Cruising in our nearly new Nineteen Fifty-Four Pontiac
past fields of ripening corn and sorghum, my sister
and brother engrossed in their books and the car radio
playing softly, part of an impromptu trio, Mom humming
and Dad whistling to the singing of the Sons of the Pioneers,
we drifted along with the tumbling tumbleweeds, except that
Dad and not the wind was in control, skillfully and purposefully
steering, lest we drift off the edge of the horizon instead of
checking in just after dusk at the Best Western. Now, with
eyes half-closed and Raggedy Ann as my pillow, I leaned back
and watched the grassy shoulder glide by, milkweeds and
black-eyed Susans rampant, as the tumbleweeds gave way
to the sweet strains of Eddie Heywood, Hugo Winterhalter, and
a mystical, faraway Canadian sunset I suddenly longed to see.

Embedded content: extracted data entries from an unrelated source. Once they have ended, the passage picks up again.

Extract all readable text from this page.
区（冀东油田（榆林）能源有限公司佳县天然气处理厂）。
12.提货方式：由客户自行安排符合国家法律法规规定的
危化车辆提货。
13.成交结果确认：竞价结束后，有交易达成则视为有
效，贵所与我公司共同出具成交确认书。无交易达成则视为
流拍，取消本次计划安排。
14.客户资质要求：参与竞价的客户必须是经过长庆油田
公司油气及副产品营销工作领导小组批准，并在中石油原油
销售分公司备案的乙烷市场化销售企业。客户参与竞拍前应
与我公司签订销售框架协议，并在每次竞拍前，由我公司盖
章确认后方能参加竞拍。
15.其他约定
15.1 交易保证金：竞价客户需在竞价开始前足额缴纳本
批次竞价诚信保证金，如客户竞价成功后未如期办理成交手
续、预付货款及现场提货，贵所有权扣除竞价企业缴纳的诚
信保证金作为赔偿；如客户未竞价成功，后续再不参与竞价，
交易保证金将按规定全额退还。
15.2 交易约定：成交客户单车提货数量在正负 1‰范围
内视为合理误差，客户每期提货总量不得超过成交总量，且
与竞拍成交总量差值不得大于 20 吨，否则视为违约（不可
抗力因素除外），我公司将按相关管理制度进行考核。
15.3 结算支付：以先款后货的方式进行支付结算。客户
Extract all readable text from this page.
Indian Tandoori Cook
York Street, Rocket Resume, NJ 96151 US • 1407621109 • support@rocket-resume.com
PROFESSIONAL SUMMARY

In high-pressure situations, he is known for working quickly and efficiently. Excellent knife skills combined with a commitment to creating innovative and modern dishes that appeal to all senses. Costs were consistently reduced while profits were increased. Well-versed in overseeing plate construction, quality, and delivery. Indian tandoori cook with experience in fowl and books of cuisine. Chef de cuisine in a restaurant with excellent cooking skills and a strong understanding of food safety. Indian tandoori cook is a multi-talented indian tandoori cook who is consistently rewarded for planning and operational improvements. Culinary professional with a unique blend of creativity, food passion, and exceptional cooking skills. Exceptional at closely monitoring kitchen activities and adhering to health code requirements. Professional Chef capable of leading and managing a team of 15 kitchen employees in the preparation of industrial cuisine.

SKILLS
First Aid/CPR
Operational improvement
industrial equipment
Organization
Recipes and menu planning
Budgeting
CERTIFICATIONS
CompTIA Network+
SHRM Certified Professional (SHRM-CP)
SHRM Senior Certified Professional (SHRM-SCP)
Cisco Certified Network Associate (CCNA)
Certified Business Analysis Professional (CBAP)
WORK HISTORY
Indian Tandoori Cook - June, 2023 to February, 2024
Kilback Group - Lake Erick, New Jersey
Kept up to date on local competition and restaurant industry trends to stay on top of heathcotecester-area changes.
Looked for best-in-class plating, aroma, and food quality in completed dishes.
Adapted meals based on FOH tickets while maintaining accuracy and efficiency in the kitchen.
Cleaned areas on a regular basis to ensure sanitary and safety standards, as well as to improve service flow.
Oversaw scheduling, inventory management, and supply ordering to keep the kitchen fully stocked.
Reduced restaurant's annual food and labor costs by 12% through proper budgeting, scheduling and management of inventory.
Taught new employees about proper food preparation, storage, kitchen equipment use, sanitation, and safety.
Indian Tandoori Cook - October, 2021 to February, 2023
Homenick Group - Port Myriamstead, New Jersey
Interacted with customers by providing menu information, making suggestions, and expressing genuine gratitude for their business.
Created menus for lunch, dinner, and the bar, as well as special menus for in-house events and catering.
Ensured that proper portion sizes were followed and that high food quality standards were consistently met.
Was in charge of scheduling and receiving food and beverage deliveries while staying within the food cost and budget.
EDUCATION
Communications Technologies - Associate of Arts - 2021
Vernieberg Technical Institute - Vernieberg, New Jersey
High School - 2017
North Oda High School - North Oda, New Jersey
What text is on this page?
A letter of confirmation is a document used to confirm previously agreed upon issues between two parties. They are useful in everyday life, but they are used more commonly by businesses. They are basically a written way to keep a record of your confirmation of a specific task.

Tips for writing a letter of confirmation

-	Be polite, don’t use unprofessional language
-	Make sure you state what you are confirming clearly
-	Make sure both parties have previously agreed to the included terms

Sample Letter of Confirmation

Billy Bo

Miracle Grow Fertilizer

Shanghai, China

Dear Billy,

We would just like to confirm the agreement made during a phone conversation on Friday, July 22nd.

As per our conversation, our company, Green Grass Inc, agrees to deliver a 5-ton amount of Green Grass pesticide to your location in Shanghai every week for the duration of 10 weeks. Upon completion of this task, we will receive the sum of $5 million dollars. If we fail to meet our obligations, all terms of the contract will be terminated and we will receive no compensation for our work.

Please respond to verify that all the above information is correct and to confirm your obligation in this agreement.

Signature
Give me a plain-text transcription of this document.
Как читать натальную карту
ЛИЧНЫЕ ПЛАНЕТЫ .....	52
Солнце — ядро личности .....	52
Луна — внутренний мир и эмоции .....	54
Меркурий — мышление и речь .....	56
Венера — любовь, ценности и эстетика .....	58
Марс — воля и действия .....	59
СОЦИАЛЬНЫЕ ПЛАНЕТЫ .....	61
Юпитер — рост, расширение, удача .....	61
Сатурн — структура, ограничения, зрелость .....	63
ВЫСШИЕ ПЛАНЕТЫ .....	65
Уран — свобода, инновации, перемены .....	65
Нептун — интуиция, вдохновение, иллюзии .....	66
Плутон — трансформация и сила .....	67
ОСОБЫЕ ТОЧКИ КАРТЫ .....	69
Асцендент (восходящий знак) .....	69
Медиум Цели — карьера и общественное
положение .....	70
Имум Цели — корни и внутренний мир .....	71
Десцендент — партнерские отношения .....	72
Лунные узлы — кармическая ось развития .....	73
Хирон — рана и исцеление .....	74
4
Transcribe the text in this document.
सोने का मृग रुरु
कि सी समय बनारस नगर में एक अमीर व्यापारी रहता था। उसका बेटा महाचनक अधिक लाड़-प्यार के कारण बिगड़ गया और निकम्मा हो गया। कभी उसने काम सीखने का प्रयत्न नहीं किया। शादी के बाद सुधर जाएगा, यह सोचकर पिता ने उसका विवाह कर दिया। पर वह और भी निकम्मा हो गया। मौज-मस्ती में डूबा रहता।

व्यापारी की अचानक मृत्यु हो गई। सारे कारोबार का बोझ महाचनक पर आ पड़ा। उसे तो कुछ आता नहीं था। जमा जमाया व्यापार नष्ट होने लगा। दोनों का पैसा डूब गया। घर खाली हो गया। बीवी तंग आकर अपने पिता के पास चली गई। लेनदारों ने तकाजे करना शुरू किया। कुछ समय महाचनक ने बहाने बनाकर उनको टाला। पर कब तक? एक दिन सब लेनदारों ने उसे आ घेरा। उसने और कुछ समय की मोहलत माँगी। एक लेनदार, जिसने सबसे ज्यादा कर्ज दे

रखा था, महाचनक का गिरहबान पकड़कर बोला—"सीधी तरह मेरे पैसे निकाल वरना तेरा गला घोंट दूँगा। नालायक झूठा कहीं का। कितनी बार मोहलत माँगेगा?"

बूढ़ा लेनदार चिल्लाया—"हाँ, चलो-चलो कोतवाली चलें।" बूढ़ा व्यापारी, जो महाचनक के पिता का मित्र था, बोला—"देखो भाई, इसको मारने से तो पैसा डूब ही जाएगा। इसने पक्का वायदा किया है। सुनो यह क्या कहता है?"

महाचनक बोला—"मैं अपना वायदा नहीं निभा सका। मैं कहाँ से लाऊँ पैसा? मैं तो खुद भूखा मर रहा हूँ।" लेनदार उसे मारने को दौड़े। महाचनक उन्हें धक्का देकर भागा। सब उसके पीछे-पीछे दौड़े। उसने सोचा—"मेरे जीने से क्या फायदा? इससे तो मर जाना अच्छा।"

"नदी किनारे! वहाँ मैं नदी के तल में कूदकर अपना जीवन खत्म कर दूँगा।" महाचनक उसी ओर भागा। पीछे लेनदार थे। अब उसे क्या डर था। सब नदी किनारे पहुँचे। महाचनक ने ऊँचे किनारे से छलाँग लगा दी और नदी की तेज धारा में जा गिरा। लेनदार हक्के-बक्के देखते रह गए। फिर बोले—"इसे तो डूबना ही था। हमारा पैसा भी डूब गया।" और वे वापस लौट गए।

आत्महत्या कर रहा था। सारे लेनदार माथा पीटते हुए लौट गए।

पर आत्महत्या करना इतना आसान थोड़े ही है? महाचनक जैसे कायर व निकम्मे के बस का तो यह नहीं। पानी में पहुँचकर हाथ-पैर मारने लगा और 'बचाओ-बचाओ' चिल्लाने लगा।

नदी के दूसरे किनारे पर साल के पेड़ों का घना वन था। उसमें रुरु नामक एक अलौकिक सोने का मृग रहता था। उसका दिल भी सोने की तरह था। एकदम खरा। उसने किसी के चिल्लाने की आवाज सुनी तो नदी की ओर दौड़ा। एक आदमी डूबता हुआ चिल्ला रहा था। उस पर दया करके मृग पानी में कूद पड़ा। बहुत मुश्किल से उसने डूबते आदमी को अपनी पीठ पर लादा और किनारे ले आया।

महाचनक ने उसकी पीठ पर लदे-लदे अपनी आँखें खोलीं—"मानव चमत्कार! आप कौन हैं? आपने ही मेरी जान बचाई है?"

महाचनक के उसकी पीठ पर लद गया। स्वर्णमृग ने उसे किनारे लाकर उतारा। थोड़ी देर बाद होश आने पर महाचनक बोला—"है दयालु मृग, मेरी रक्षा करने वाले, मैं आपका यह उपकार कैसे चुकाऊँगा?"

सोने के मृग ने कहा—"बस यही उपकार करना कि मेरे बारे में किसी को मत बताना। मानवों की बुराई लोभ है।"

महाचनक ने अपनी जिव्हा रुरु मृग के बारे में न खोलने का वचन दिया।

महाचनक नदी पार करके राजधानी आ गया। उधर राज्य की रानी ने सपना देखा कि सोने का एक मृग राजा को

The way my father whistled, slipping deftly from melody
to harmony and back, I was sure he knew that sunset
and that place and he would take me there someday, wherever
it might be, if I asked him to. But just as suddenly there was
no need; everything that life could offer was contained
in a Nineteen Fifty-Four Pontiac on a two-lane highway
and the radio, the songs, and the summer afternoon.